Paul Evans
Joe takes on an unusual job, looking after an unused house for wealthy millionaire Elliot Graham,who curiously lives across the road. Without any residents Joe resides in his palace, which boasts masses to explore. Elliot could be described as the idol rich, Joe is from a humble background. As time goes on Joe hosts MP Richard Reece, and his mistress Charlotte.I'll admit to being a Poliakoff addict, his writing and artistry for telling a story is spellbinding. Every piece of work he's done has captivated me, it's a toss of a coin between Joe's Palace and Perfect Strangers which I'd give top billing.There's a wealth of talent, Kelly Reilly, Michael Gambon and Rupert Penry Jones are all wonderful, but it was the relatively unknown talent of Danny Lee Wynter that blew me away, one of the best acting performances I think I've seen. Why is he not better known?A wonderful scene featuring the Antiques Roadshow team, the pieces are beautiful, I love the way that segment plays out.I don't quite know how to put into words just how much I enjoyed this, it's moving, funny and somehow addictive. Only Poliakoff can tell a story like this. I miss this style of 90 minute drama.Not often do you feel like you're watching a film through the eyes of a character, with Joe you do. A fabulous character study 10/10
Judie Feldman
I agree with the first review here- I didn't want the film to end. All of the characters seem very realistic to me; the plot feels real; the performances are very focused and sincerely done, especially that of Michael Gambon, who really shines but is sly and subtle in this performance; the writing is very mature and paced very well. I didn't read any hints or reviews in advance so the turn in the plot near the end truly shocked and saddened me.
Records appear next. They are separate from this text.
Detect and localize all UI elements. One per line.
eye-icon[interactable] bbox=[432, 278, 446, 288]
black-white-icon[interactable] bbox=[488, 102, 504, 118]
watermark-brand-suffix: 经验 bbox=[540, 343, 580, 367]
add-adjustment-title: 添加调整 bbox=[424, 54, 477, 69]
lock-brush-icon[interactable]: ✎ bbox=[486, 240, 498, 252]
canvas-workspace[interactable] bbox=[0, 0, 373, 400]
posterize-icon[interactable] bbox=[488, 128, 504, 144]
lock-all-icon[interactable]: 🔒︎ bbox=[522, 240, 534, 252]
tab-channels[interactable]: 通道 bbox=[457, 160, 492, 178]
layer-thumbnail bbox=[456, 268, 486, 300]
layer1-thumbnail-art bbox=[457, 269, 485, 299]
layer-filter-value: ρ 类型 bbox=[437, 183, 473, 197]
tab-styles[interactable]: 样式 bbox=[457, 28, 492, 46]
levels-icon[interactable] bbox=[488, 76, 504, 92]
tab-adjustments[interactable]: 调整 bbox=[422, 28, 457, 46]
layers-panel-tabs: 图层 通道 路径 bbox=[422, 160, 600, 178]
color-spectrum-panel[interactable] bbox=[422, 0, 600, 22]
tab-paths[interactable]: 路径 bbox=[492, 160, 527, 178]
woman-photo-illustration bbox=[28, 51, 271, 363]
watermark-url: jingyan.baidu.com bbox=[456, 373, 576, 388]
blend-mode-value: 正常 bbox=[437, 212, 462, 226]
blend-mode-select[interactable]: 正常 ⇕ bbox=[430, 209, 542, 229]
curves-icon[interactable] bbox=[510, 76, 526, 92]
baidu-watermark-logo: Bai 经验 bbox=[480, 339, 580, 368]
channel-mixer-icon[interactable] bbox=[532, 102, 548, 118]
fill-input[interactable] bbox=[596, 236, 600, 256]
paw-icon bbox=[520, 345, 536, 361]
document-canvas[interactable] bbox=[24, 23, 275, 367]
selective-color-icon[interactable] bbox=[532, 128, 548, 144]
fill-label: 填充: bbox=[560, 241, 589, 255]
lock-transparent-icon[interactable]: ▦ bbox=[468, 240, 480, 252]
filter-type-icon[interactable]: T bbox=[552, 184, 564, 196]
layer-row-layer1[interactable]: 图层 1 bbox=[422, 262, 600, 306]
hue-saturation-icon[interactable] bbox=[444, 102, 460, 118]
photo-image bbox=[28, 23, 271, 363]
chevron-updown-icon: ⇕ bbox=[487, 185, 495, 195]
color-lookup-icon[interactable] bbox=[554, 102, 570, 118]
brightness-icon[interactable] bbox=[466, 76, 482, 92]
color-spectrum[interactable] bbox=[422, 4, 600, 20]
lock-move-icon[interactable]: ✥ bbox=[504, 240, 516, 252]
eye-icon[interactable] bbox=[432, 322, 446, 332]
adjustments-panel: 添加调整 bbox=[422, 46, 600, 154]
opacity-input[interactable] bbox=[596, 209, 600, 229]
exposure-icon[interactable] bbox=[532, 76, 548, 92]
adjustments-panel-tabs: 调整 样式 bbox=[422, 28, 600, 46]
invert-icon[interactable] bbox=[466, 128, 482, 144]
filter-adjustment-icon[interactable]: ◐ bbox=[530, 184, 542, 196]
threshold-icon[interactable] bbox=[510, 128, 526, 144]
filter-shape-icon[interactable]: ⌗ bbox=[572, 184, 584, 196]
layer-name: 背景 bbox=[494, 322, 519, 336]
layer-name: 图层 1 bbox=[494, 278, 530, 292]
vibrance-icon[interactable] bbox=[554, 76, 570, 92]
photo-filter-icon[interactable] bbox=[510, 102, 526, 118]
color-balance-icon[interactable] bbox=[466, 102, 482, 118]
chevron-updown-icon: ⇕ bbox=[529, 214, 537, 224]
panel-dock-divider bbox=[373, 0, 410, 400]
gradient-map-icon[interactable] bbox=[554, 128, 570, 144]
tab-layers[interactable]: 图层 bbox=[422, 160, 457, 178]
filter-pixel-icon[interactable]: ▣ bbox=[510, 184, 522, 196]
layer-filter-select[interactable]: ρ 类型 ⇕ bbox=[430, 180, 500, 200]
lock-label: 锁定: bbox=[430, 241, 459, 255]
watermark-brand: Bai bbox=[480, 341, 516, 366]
I chose to view it because Janet Suzman recommended the author's work to me. Overall, I found the writing and the entire production to be very powerful. It haunted me for quite some time. Thank you, Ms. Suzman, for your advice, and makers of this work for a finely made film! (It's still available on HBOGO.)
Mats
Trademark Poliakoff story that pulls you in; mystery in a languid way. I love several of his earlier BBC dramas. However, after spending 100 minutes watching this film, I must cleanse myself by writing. The author's writing is a bit unfocused and the characters are not very believable, but that is all forgivable. However, when the author wants to tie his yarn together he does not know how. So he uses a tried and tested way; he brings in the Nazis. The archetypal evil can be trusted to do anything strange so that the yarn can be tied up. So utterly pathetic and conventional. And he returns some objects to some Jewish survivor that happens to live in the US (read: HBO Films funded the film). What I hate is how utterly conventional the film becomes in the end. All the mystery in the first 80 minutes evaporates into some politically correct trivial resolution.
paul2001sw-1
Michael Gambon is one of Britain's finest actors, and Stephen Poliakoff one of our more interesting dramatists; but rubbish is rubbish, and sadly, 'Joe's Palace' is not very good. Polliakoff has for a long time been interested in the aesthetics of aristocracy (and concordantly sympathetic to the beautiful), but in this film, he indulges these sentiments in the absence of any meaningful context. A reclusive billionaire does nothing with his life because he is consumed by what he fears his father might have done, although he apparently has no idea what this might have been; several historians fail to discover anything, but the girl from the local deli proves a better researcher than them and discovers that the father had been sympathetic to Nazi values; despite having always assumed that his Dad had been a Nazi collaborator anyway, this persuades the billionaire to think of suicide, although not very hard. Then he gives away a tiny proportion of his wealth (some things his father has stolen) and lives happily every after. Meanwhile, he employs a collection of social misfits (a familiar Poliakoff theme) to staff a huge London house he keeps empty; one of them, Joe, a young man with learning difficulties, is patronised by everyone telling him "what a bright boy" he is and watches silently everything that happens, commenting innanely in his diary but somehow becoming everyone's confident. A slick politician (played by Rupert Penry-Jones, who invests his lines with exaggerated faux-earnestness) and his beautiful mistress (plated by Kelly Reily, who emotes breathlessly but is also unconvincing), also feature for little apparent reason. Meanwhile, everywhere is empty: not just the house, but the streets and parks of London; in every scene, the background is blank, so the Polliakoff can maintain his trademark atmospherics, although you'll never see real life looking like this. The film as whole, meanwhile, is self-important but no less empty, devoid of real meaning and life, with no real dialogue (a scattering of monologues substitute for it) and, criminally for a film starring Gambon, desperately dull.